Furstoker you sound a bit like my Dad. At his core a good man, but sometimes it was hard to see. He tried to separate the dark side of his life from us kids, but with mixed results. Sadly, he passed at a relatively young age and not at peace. I believe alcoholism was the root cause that he could have solved, but chose not to.
Mark June, you have earned my respect and admiration over the years for your inputs. Both in their insight and tone. Brotherly love. Keep it up.
My Dad passed at 60, from cancer, that he never tried to fight off. Alcoholic chain-smoker. My parents divorced when I was a soph at Pitt. 22 years ago or so. He died shortly after my football "career", probably 16-17 yrs or so ago. The dates arent right im sure. And it makes me sad i cant remember the dates. I know it was hard on him with my mom nagging, and my wild sisters when i left. They were rough. I wonder if I had tried harder to connect with him, if things would have been different? Would he be here to see what Ive accomplished? Would he care? Id like to think he'd be impressed with what ive learned over the years...but who knows? I miss my dysfunctional Dad daily and feel guilty that i wasnt there for him.

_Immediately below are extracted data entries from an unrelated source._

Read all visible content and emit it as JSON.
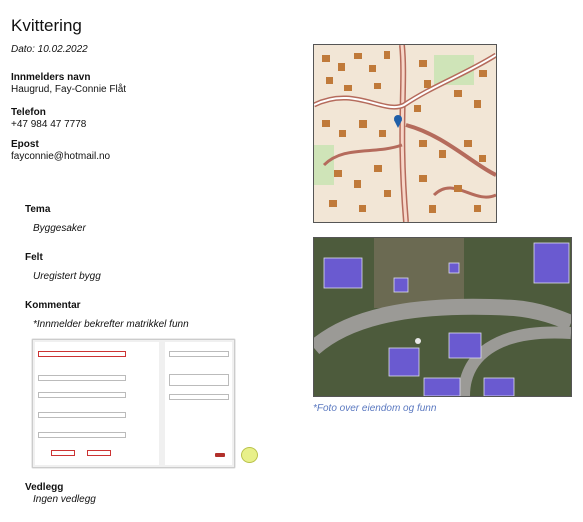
{
  "receipt": {
    "title": "Kvittering",
    "date": "Dato: 10.02.2022"
  },
  "reporter": {
    "name_label": "Innmelders navn",
    "name_value": "Haugrud, Fay-Connie Flåt",
    "phone_label": "Telefon",
    "phone_value": "+47 984 47 7778",
    "email_label": "Epost",
    "email_value": "fayconnie@hotmail.no"
  },
  "sections": {
    "tema_label": "Tema",
    "tema_value": "Byggesaker",
    "felt_label": "Felt",
    "felt_value": "Uregistert bygg",
    "kommentar_label": "Kommentar",
    "kommentar_value": "*Innmelder bekrefter matrikkel funn",
    "vedlegg_label": "Vedlegg",
    "vedlegg_value": "Ingen vedlegg"
  },
  "photo_caption": "*Foto over eiendom og funn",
  "colors": {
    "map_bg": "#f2e6d6",
    "building": "#c07a3a",
    "road": "#b56b5c",
    "caption": "#5a78c0",
    "solar": "#6a5ad0",
    "marker": "#1f5fa8"
  }
}
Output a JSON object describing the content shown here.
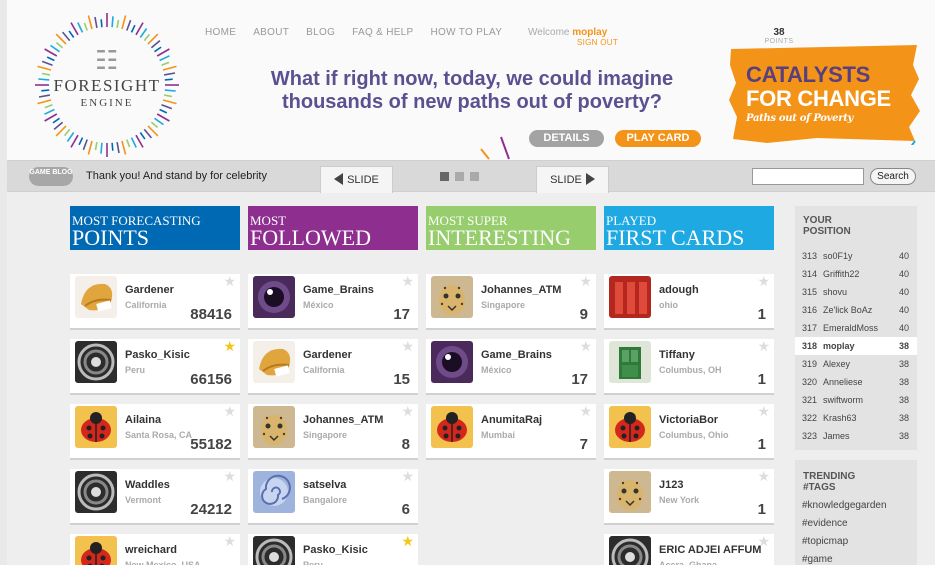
{
  "nav": {
    "items": [
      "HOME",
      "ABOUT",
      "BLOG",
      "FAQ & HELP",
      "HOW TO PLAY"
    ],
    "welcome_prefix": "Welcome",
    "username": "moplay",
    "signout": "SIGN OUT",
    "points_value": "38",
    "points_label": "POINTS"
  },
  "logo": {
    "line1": "FORESIGHT",
    "line2": "ENGINE"
  },
  "headline": {
    "line1": "What if right now, today, we could imagine",
    "line2": "thousands of new paths out of poverty?"
  },
  "banner": {
    "line1": "CATALYSTS",
    "line2": "FOR CHANGE",
    "line3": "Paths out of Poverty"
  },
  "buttons": {
    "details": "DETAILS",
    "play_card": "PLAY CARD"
  },
  "slidebar": {
    "game_blog": "GAME BLOG",
    "ticker": "Thank you! And stand by for celebrity",
    "prev": "SLIDE",
    "next": "SLIDE",
    "search_value": "",
    "search_button": "Search"
  },
  "columns": [
    {
      "title_small": "MOST FORECASTING",
      "title_big": "POINTS",
      "color": "#0069b4",
      "cards": [
        {
          "name": "Gardener",
          "loc": "California",
          "num": "88416",
          "avatar": "cookie",
          "star": false
        },
        {
          "name": "Pasko_Kisic",
          "loc": "Peru",
          "num": "66156",
          "avatar": "shell",
          "star": true
        },
        {
          "name": "Ailaina",
          "loc": "Santa Rosa, CA",
          "num": "55182",
          "avatar": "ladybug",
          "star": false
        },
        {
          "name": "Waddles",
          "loc": "Vermont",
          "num": "24212",
          "avatar": "shell",
          "star": false
        },
        {
          "name": "wreichard",
          "loc": "New Mexico, USA",
          "num": "",
          "avatar": "ladybug",
          "star": false
        }
      ]
    },
    {
      "title_small": "MOST",
      "title_big": "FOLLOWED",
      "color": "#8e2f90",
      "cards": [
        {
          "name": "Game_Brains",
          "loc": "México",
          "num": "17",
          "avatar": "eye",
          "star": false
        },
        {
          "name": "Gardener",
          "loc": "California",
          "num": "15",
          "avatar": "cookie",
          "star": false
        },
        {
          "name": "Johannes_ATM",
          "loc": "Singapore",
          "num": "8",
          "avatar": "cheetah",
          "star": false
        },
        {
          "name": "satselva",
          "loc": "Bangalore",
          "num": "6",
          "avatar": "swirl",
          "star": false
        },
        {
          "name": "Pasko_Kisic",
          "loc": "Peru",
          "num": "",
          "avatar": "shell",
          "star": true
        }
      ]
    },
    {
      "title_small": "MOST SUPER",
      "title_big": "INTERESTING",
      "color": "#97cd6c",
      "cards": [
        {
          "name": "Johannes_ATM",
          "loc": "Singapore",
          "num": "9",
          "avatar": "cheetah",
          "star": false
        },
        {
          "name": "Game_Brains",
          "loc": "México",
          "num": "17",
          "avatar": "eye",
          "star": false
        },
        {
          "name": "AnumitaRaj",
          "loc": "Mumbai",
          "num": "7",
          "avatar": "ladybug",
          "star": false
        }
      ]
    },
    {
      "title_small": "PLAYED",
      "title_big": "FIRST CARDS",
      "color": "#1fa9e2",
      "cards": [
        {
          "name": "adough",
          "loc": "ohio",
          "num": "1",
          "avatar": "redwall",
          "star": false
        },
        {
          "name": "Tiffany",
          "loc": "Columbus, OH",
          "num": "1",
          "avatar": "door",
          "star": false
        },
        {
          "name": "VictoriaBor",
          "loc": "Columbus, Ohio",
          "num": "1",
          "avatar": "ladybug",
          "star": false
        },
        {
          "name": "J123",
          "loc": "New York",
          "num": "1",
          "avatar": "cheetah",
          "star": false
        },
        {
          "name": "ERIC ADJEI AFFUM",
          "loc": "Accra, Ghana",
          "num": "",
          "avatar": "shell",
          "star": false
        }
      ]
    }
  ],
  "ranking": {
    "title_line1": "YOUR",
    "title_line2": "POSITION",
    "rows": [
      {
        "rank": "313",
        "name": "so0F1y",
        "points": "40"
      },
      {
        "rank": "314",
        "name": "Griffith22",
        "points": "40"
      },
      {
        "rank": "315",
        "name": "shovu",
        "points": "40"
      },
      {
        "rank": "316",
        "name": "Ze'lick BoAz",
        "points": "40"
      },
      {
        "rank": "317",
        "name": "EmeraldMoss",
        "points": "40"
      },
      {
        "rank": "318",
        "name": "moplay",
        "points": "38"
      },
      {
        "rank": "319",
        "name": "Alexey",
        "points": "38"
      },
      {
        "rank": "320",
        "name": "Anneliese",
        "points": "38"
      },
      {
        "rank": "321",
        "name": "swiftworm",
        "points": "38"
      },
      {
        "rank": "322",
        "name": "Krash63",
        "points": "38"
      },
      {
        "rank": "323",
        "name": "James",
        "points": "38"
      }
    ]
  },
  "trending": {
    "title_line1": "TRENDING",
    "title_line2": "#TAGS",
    "tags": [
      "#knowledgegarden",
      "#evidence",
      "#topicmap",
      "#game"
    ]
  }
}
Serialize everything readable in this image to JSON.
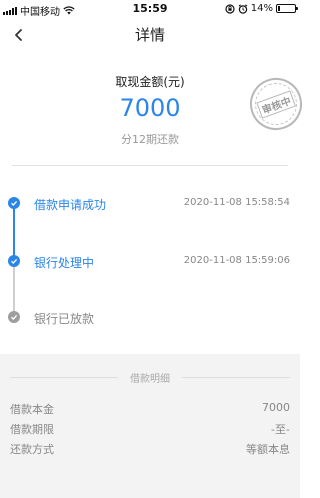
{
  "status_bar": {
    "carrier": "中国移动",
    "time": "15:59",
    "battery": "14%",
    "battery_level": 0.14
  },
  "nav": {
    "title": "详情"
  },
  "summary": {
    "amount_label": "取现金额(元)",
    "amount": "7000",
    "term": "分12期还款",
    "stamp_text": "审核中"
  },
  "timeline": [
    {
      "label": "借款申请成功",
      "time": "2020-11-08 15:58:54",
      "state": "done"
    },
    {
      "label": "银行处理中",
      "time": "2020-11-08 15:59:06",
      "state": "done"
    },
    {
      "label": "银行已放款",
      "time": "",
      "state": "pending"
    }
  ],
  "detail": {
    "title": "借款明细",
    "rows": [
      {
        "key": "借款本金",
        "value": "7000"
      },
      {
        "key": "借款期限",
        "value": "-至-"
      },
      {
        "key": "还款方式",
        "value": "等额本息"
      }
    ]
  },
  "colors": {
    "accent": "#2a86e8",
    "pending": "#9e9e9e",
    "detail_bg": "#f3f3f3"
  }
}
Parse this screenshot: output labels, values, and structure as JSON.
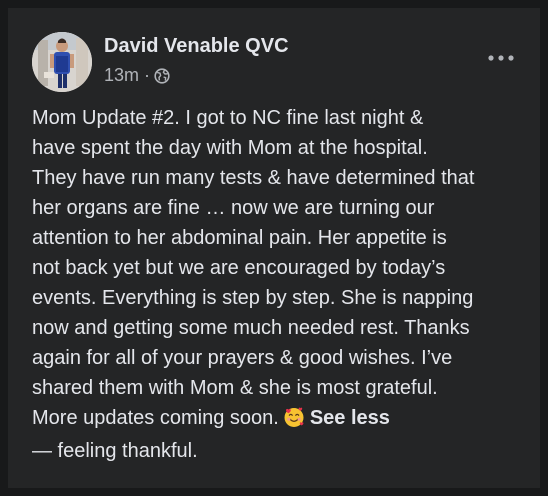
{
  "post": {
    "author": "David Venable QVC",
    "time": "13m",
    "separator": "·",
    "audience_icon": "globe-icon",
    "more_icon": "more-options-icon",
    "lines": [
      "Mom Update #2. I got to NC fine last night &",
      "have spent the day with Mom at the hospital.",
      "They have run many tests & have determined that",
      "her organs are fine … now we are turning our",
      "attention to her abdominal pain. Her appetite is",
      "not back yet but we are encouraged by today’s",
      "events. Everything is step by step. She is napping",
      "now and getting some much needed rest. Thanks",
      "again for all of your prayers & good wishes. I’ve",
      "shared them with Mom & she is most grateful.",
      "More updates coming soon."
    ],
    "emoji_icon": "smiling-face-with-hearts-icon",
    "see_less": "See less",
    "feeling": "— feeling thankful."
  },
  "colors": {
    "background": "#18191a",
    "card": "#242526",
    "primary_text": "#e4e6eb",
    "secondary_text": "#b0b3b8"
  }
}
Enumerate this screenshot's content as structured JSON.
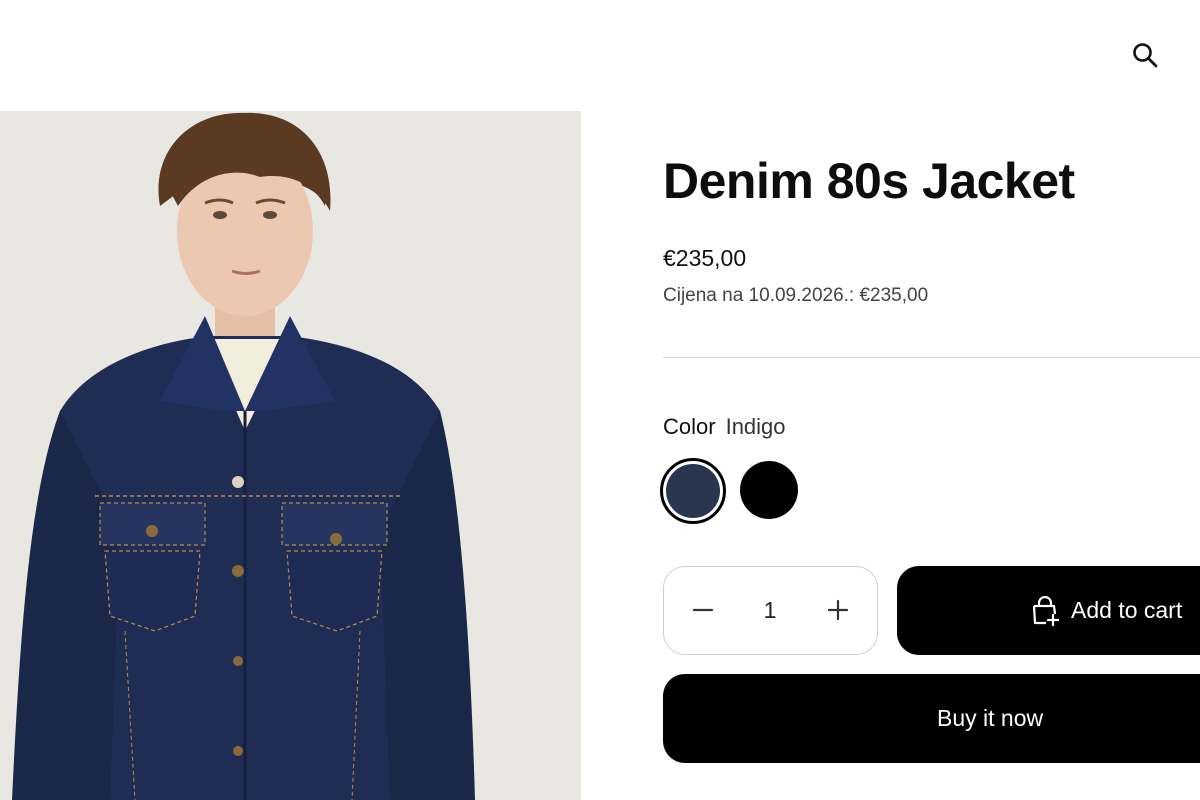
{
  "header": {
    "search_icon": "search-icon"
  },
  "product": {
    "title": "Denim 80s Jacket",
    "price": "€235,00",
    "unit_price": "Cijena na 10.09.2026.: €235,00"
  },
  "color": {
    "label": "Color",
    "selected": "Indigo",
    "swatches": [
      {
        "name": "Indigo",
        "hex": "#2a3550",
        "selected": true
      },
      {
        "name": "Black",
        "hex": "#000000",
        "selected": false
      }
    ]
  },
  "quantity": {
    "value": "1",
    "minus_icon": "minus-icon",
    "plus_icon": "plus-icon"
  },
  "actions": {
    "add_to_cart": "Add to cart",
    "buy_now": "Buy it now"
  },
  "colors": {
    "button_bg": "#000000",
    "button_text": "#ffffff",
    "photo_bg": "#e9e7e2"
  }
}
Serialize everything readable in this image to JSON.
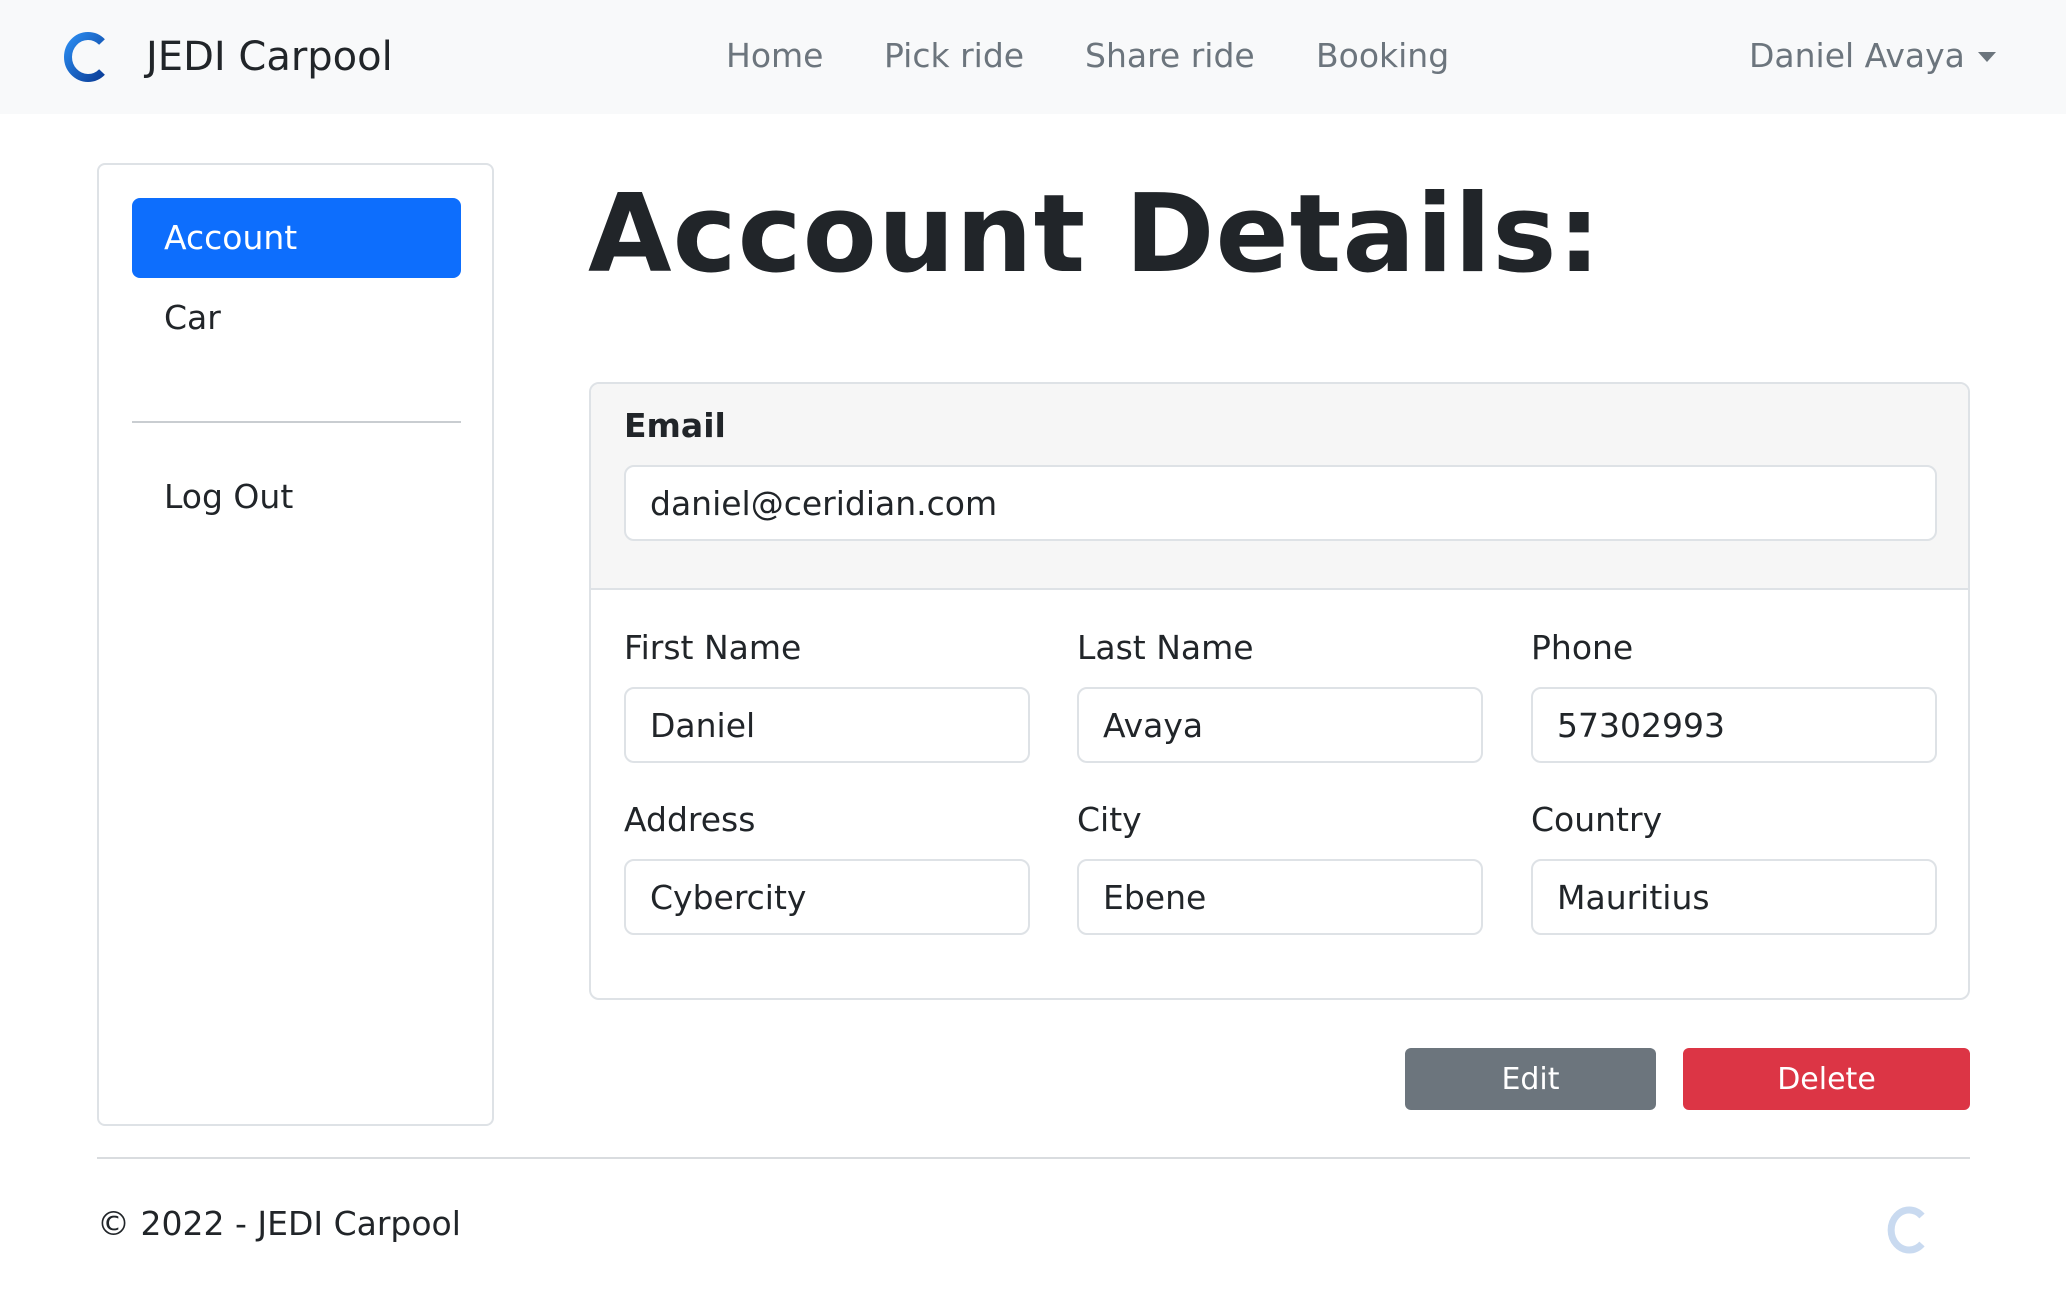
{
  "brand": {
    "name": "JEDI Carpool",
    "logo_icon": "carpool-c-logo-icon"
  },
  "nav": {
    "links": [
      "Home",
      "Pick ride",
      "Share ride",
      "Booking"
    ],
    "user": "Daniel Avaya"
  },
  "sidebar": {
    "items": [
      {
        "label": "Account",
        "active": true
      },
      {
        "label": "Car",
        "active": false
      },
      {
        "label": "Log Out",
        "active": false
      }
    ]
  },
  "main": {
    "title": "Account Details:",
    "email": {
      "label": "Email",
      "value": "daniel@ceridian.com"
    },
    "fields": [
      {
        "label": "First Name",
        "value": "Daniel"
      },
      {
        "label": "Last Name",
        "value": "Avaya"
      },
      {
        "label": "Phone",
        "value": "57302993"
      },
      {
        "label": "Address",
        "value": "Cybercity"
      },
      {
        "label": "City",
        "value": "Ebene"
      },
      {
        "label": "Country",
        "value": "Mauritius"
      }
    ],
    "buttons": {
      "edit": "Edit",
      "delete": "Delete"
    }
  },
  "footer": {
    "text": "© 2022 - JEDI Carpool"
  },
  "colors": {
    "primary": "#0d6efd",
    "secondary": "#6c757d",
    "danger": "#dc3545",
    "navbar_bg": "#f8f9fa",
    "text": "#212529"
  }
}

We need to surrender and leave our egos at the door and walk into the room of acceptance. Acceptance can be an SOB but it is needed to get right with ourselves and the world. Believing in a higher power and finding people that have empathy instead of sympathy is critical in enjoying and living life. That does not mean one becomes a "door mat", but we sure don't need all the rest of the world "renting space in my head" for nothing.
You folks are the some of the wisest and kindest of all people on earth. Once again, id like to reiterate my embarrassment for my foolishness/callousness in posts. God Bless you all...and all ive been a richard-cranium to...
My Mom told me once, just after a real knocking around by my Dad in a locked bedroom. "You gotta Love your Father...not what he does to us, but Love your Father." I was headed through the living room with a loaded rifle to Stop the Fight. She saved all of us a mess by getting out before I kicked their BR.door in.
I Love my 82 year old Dad Now....he asked forgiveness for the 70's & 80's and He and I stay on subjects that are Good. Hunting, Grandkids, etc.
Thank God for His Mercy!
NRA and NTA Life Member www.BackroadsRevised@etsy.com
Furstrocker...there's a hole in every man's heart. We try to fill it with all life has to offer. But there's only 1 thing that will fill it. JESUS CHRIST. And HE will do it for free, all we have to do is accept it. When HE knocks on your hearts door open it up and invite HIM in and HE will fill the void that's there. Life is not always a bed of roses, but HE will be there through it all. We will still fell HIM everyday, but HE will be there to pick us up. HE said, " I will never leave you or forsake you" and HE never has. Prayers from Va.